Трофименко собирался вернуться в свой командирский окопчик, когда отрядный связной, ставший подчинённым начальника семнадцатой заставы, дёрнулся и уронил голову набок.
— Помер, товарищ лейтенант, — прошептал один из бойцов.
— Что с ним делать, товарищ лейтенант? — спросил другой.
— Хоронить некогда. После закопаем… Опустите ему пока веки. — И, не осмеливаясь присутствовать при этой процедуре, Трофименко шагнул прочь, ощущая, как давит на спину мёртвый, недоуменный взгляд.
Стараясь идти скоро, размашисто и отчего-то спотыкаясь, шаркая, Трофименко вышел в траншею, лицом к востоку: нет, ракет не было. Рано. Эхо перестрелки оттуда, где полк Ружнева, слабое-слабое. Бой стихает или же полк так удалился? Во всяком случае, ракеты красного дыма мы стережём. Ждём их, как говорится, с верой и надеждой. Да дались тебе эти вера и надежда, сказал себе в сердцах Трофименко, перестань краснобайствовать, мобилизуйся к отражению атаки. Две роты — это немало.
— Товарищ лейтенант! Чего-то сигнала нету. — Из стрелковой ячейки высунулся старшина Гречаников, затрудненно ворочая забинтованной шеей, но неунывающий, под бодрящим хмельком.
— Будет, будет сигнал.
— И я то ж толкую хлопчикам: не боись, сигнал нам дадут. Точно говорю?
— Точно, точно, — отмахнулся Трофименко и строго сказал: — При атаке обрати внимание на овраг. Как бы по нему фашисты не просочились к нам в тыл…
— Не просочатся, потому как там ручей. Ножки не пожелают промочить.

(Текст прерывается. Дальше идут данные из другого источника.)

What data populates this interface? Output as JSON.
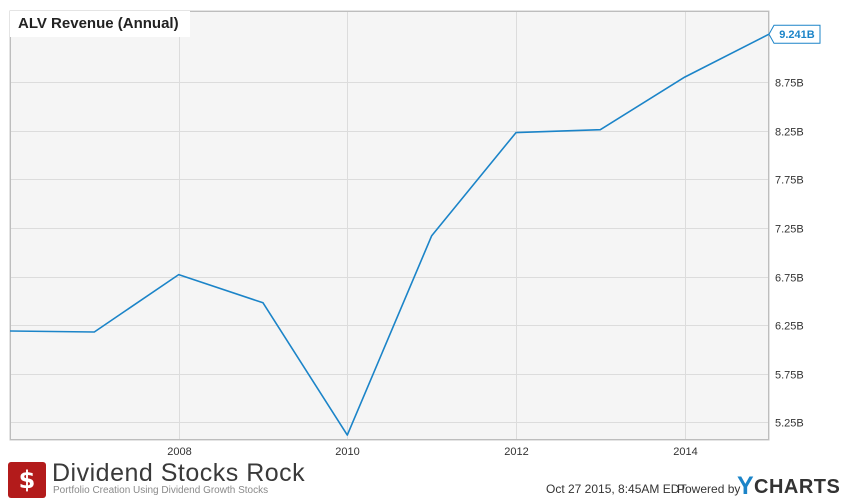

— И всё-таки… Станкачу я тоже поставил задачу: прикрывать подступы к оврагу…
С господствующей высотки уже безо всяких окуляров фиксировалось: по ржи, от кромки болота, пробегал ветер, волна за волной, и по ржи, вдоль болота, ломили немцы, цепь за цепью, флангом своим задевая овраг, узкий и темный, но покуда не спускаясь в него. Автоматчики, красные, распаренные, что-то орущие, наугад поливающие перед собой очередями из приставленных к сытым животам «шмайссеров», — похоже, пьяные. Трофименко уже привык к тому, что перед атакой оккупанты поголовно набирались шнапса для храбрости. И действительно, бесстрашно пёрли вперёд, на пулемёты. Впрочем, они и без водки воюют смело. А уж с водкой тем более. Я бы сказал: глупо-смело. Смелость должна быть умной. Для этого потребен ясный разум. У тебя ясный разум? Надеюсь. Опять ты за своё: надеюсь…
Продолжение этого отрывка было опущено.